Everything’s a trade-off; we just have to try to make sure that the trade-off is worth it.
I wrote that quite off-the-cuff just now, and when I first thought it, it was in reference only my housing situation. But in thinking more about it, I can see that it applies to my relationships, as well. There are good reasons to stay the course, to “stick around,” as V called it this morning as he kissed me goodbye. It is hard sometimes, and I think that my personal emotional make-up can make it harder, because I tend to feel things very, very acutely, and, as he has noted, very in-the-moment. What is right now feels like it will be always; it feels like life or death, and dammit, I learned a long time ago how transient these waves of emotion are. Once upon a time a thing happened that I thought was going to kill me, I felt pain that I thought was going to last forever, but it didn’t. It doesn’t. Life goes on.

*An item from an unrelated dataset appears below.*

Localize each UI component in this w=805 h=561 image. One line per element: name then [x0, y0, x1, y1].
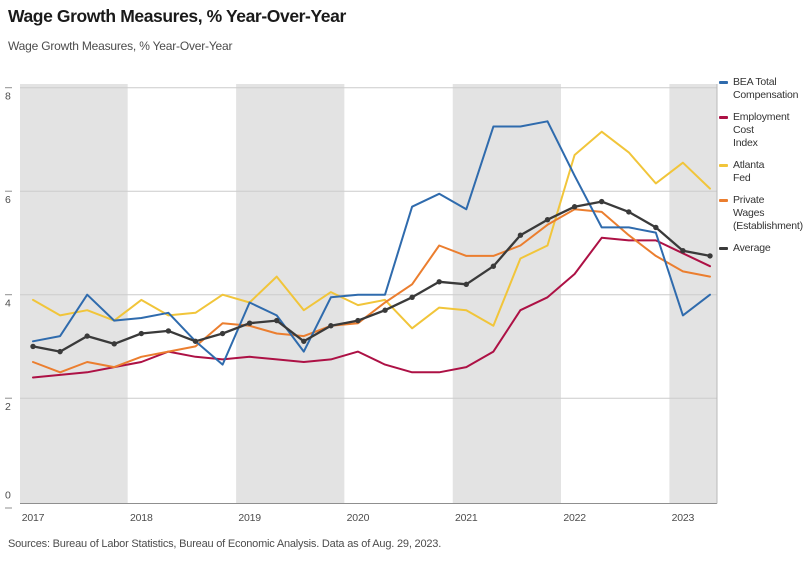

Once upon a time, when I was much younger, a friend asked me, in a moment when I felt like the sky was falling, “Are you going to remember this six months from now? Six years?” I thought I would, but it turned out that I didn’t. And that has been the case with so many things. I took that lesson to heart, and often ask myself that when in the throes of something that feels life-shattering. Yes, there are those things that I will never forget, never forgive myself for, that I play over and over in my mind, even years after. (Does anyone else do that? I could literally write a list of those seminal moments, moments of embarrassment, bad or relationship-ending behavior, things that I feel I will never live down, things that still make me cringe with embarrassment – though not so many of those. It seems that embarrassment really does fade more often than not.) In this particular case last night, though, while asking that might have helped, actually it was a good caning by V that snapped me out of it, even though I was sullen and determined not to engage when he started. Get me out of my head and into my body for awhile works (almost) every time. I wish I had known that when I was younger.
Hmm, maybe that is a good segue into the Food for Thought Friday questions, which I thought might be a good prompt for writing this week. I need to remember the many memes and prompts that are out there, when I am feeling like I was yesterday – perhaps they will help pull me out of my head enough to actually write something of substance.

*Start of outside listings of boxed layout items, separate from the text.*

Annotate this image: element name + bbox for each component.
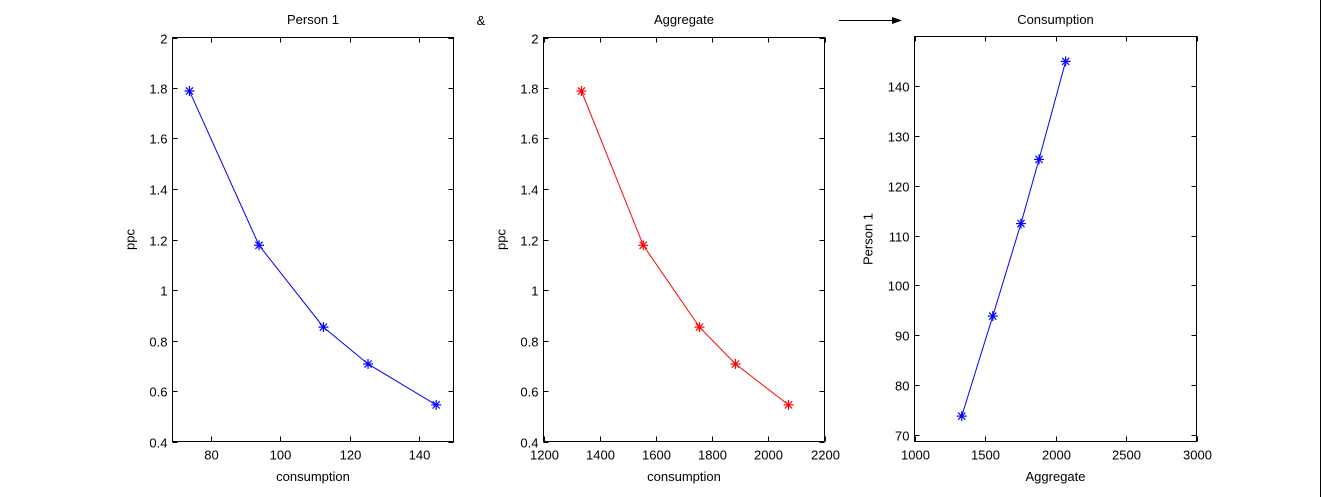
x-tick-label: 1200: [530, 448, 559, 463]
y-tick-label: 1: [531, 284, 538, 299]
chart-title: Person 1: [287, 12, 339, 27]
y-tick-label: 1.6: [149, 132, 167, 147]
y-tick-label: 0.6: [149, 385, 167, 400]
marker-stroke: [254, 241, 264, 250]
marker-stroke: [1061, 57, 1070, 66]
x-tick-label: 140: [409, 448, 431, 463]
y-tick-label: 140: [888, 80, 910, 95]
x-tick-label: 2200: [811, 448, 840, 463]
y-tick-label: 100: [888, 279, 910, 294]
x-tick-label: 1500: [971, 448, 1000, 463]
y-tick-label: 0.4: [149, 436, 167, 451]
x-tick-label: 80: [204, 448, 218, 463]
chart-title: Aggregate: [654, 12, 714, 27]
y-tick-label: 1.2: [520, 234, 538, 249]
subplot-1: 80 100 120 140 0.4 0.6 0.8 1 1.2 1.4 1.6 1.8 2 Person…: [123, 12, 454, 484]
marker-stroke: [319, 323, 328, 332]
subplot-2: 1200 1400 1600 1800 2000 2200 0.4 0.6 0.8 1 1.2 1.4…: [494, 12, 840, 484]
right-arrow-icon: [839, 17, 902, 24]
star-marker: [184, 86, 195, 97]
star-marker: [694, 322, 705, 333]
axes-box: [543, 37, 825, 442]
y-tick-label: 120: [888, 180, 910, 195]
star-marker: [730, 358, 741, 369]
axes-box: [914, 36, 1197, 442]
y-tick-label: 90: [895, 329, 909, 344]
marker-stroke: [577, 87, 586, 96]
star-marker: [576, 86, 587, 97]
y-tick-label: 1.8: [520, 82, 538, 97]
marker-stroke: [957, 412, 966, 421]
y-tick-label: 80: [895, 379, 909, 394]
x-tick-label: 1000: [901, 448, 930, 463]
x-tick-label: 3000: [1183, 448, 1212, 463]
star-marker: [638, 240, 649, 251]
y-axis-label: ppc: [123, 229, 138, 250]
y-tick-label: 70: [895, 429, 909, 444]
star-marker: [956, 411, 967, 422]
marker-stroke: [185, 87, 194, 96]
y-tick-label: 130: [888, 130, 910, 145]
star-marker: [987, 311, 998, 322]
y-tick-label: 2: [531, 32, 538, 47]
star-marker: [1015, 218, 1026, 229]
x-tick-label: 2500: [1112, 448, 1141, 463]
x-tick-label: 2000: [1042, 448, 1071, 463]
marker-stroke: [1034, 155, 1044, 164]
y-axis-label: ppc: [494, 229, 509, 250]
star-marker: [318, 322, 329, 333]
y-axis-label: Person 1: [861, 213, 876, 265]
chart-title: Consumption: [1017, 12, 1094, 27]
marker-stroke: [784, 400, 793, 409]
axes-box: [172, 37, 454, 442]
y-tick-label: 0.4: [520, 436, 538, 451]
star-marker: [1060, 56, 1071, 67]
star-marker: [783, 399, 794, 410]
star-marker: [363, 358, 374, 369]
y-tick-label: 0.8: [149, 335, 167, 350]
marker-stroke: [1016, 219, 1025, 228]
y-tick-label: 0.6: [520, 385, 538, 400]
star-marker: [431, 399, 442, 410]
y-tick-label: 2: [160, 32, 167, 47]
marker-stroke: [731, 359, 740, 369]
x-axis-label: consumption: [647, 469, 721, 484]
subplot-3: 1000 1500 2000 2500 3000 70 80 90 100 110 120 130 14…: [861, 12, 1212, 484]
y-tick-label: 1.8: [149, 82, 167, 97]
marker-stroke: [695, 323, 704, 332]
x-tick-label: 2000: [754, 448, 783, 463]
y-tick-label: 1.2: [149, 234, 167, 249]
y-tick-label: 1: [160, 284, 167, 299]
y-tick-label: 1.6: [520, 132, 538, 147]
ampersand-annotation: &: [477, 13, 486, 28]
y-tick-label: 0.8: [520, 335, 538, 350]
y-tick-label: 1.4: [520, 183, 538, 198]
y-tick-label: 110: [889, 230, 910, 245]
x-tick-label: 100: [270, 448, 292, 463]
x-axis-label: Aggregate: [1026, 469, 1086, 484]
y-tick-label: 1.4: [149, 183, 167, 198]
marker-stroke: [988, 312, 997, 321]
x-axis-label: consumption: [276, 469, 350, 484]
marker-stroke: [639, 241, 648, 250]
star-marker: [1034, 154, 1045, 165]
marker-stroke: [432, 400, 441, 409]
star-marker: [254, 240, 265, 251]
x-tick-label: 1800: [698, 448, 727, 463]
x-tick-label: 1600: [642, 448, 671, 463]
marker-stroke: [363, 359, 373, 369]
x-tick-label: 120: [340, 448, 362, 463]
x-tick-label: 1400: [586, 448, 615, 463]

What one part of your sex life today would most surprise the 18 year old you?
It’s more about my love life: that I could love two (or more) men openly, and that it would feel natural, and good, and everyone would be happy with that arrangement. That polyamory is a thing and that I get to live and love exactly the way I want.
What one thing might shock that younger you?
Frankly I don’t think anything would shock me, per se, except maybe that I had fully embraced my sexuality, that I had jumped off the cliff and took the chances I did to live my life authentically. That I had overcome my fear of being…unloveable, unloved…and chose to live this life.
Is there anything in the younger you’s sexual ambitions or fantasies you have not yet fulfilled?
While I still have an item or two on my sexual “bucket list,” I can honestly say that anything I might have wanted to do, or might want to do, I could and can just do or find someone to do it. My younger me never had an inkling of what to fantasize about, and I have far surpassed anything she might have dreamed of.
What part of the younger you’s sex life do you look back on with the most nostalgia?
Not a thing. My sex and love life now is better and bigger and hotter than anything I ever had when I was younger. Hooray for maturity!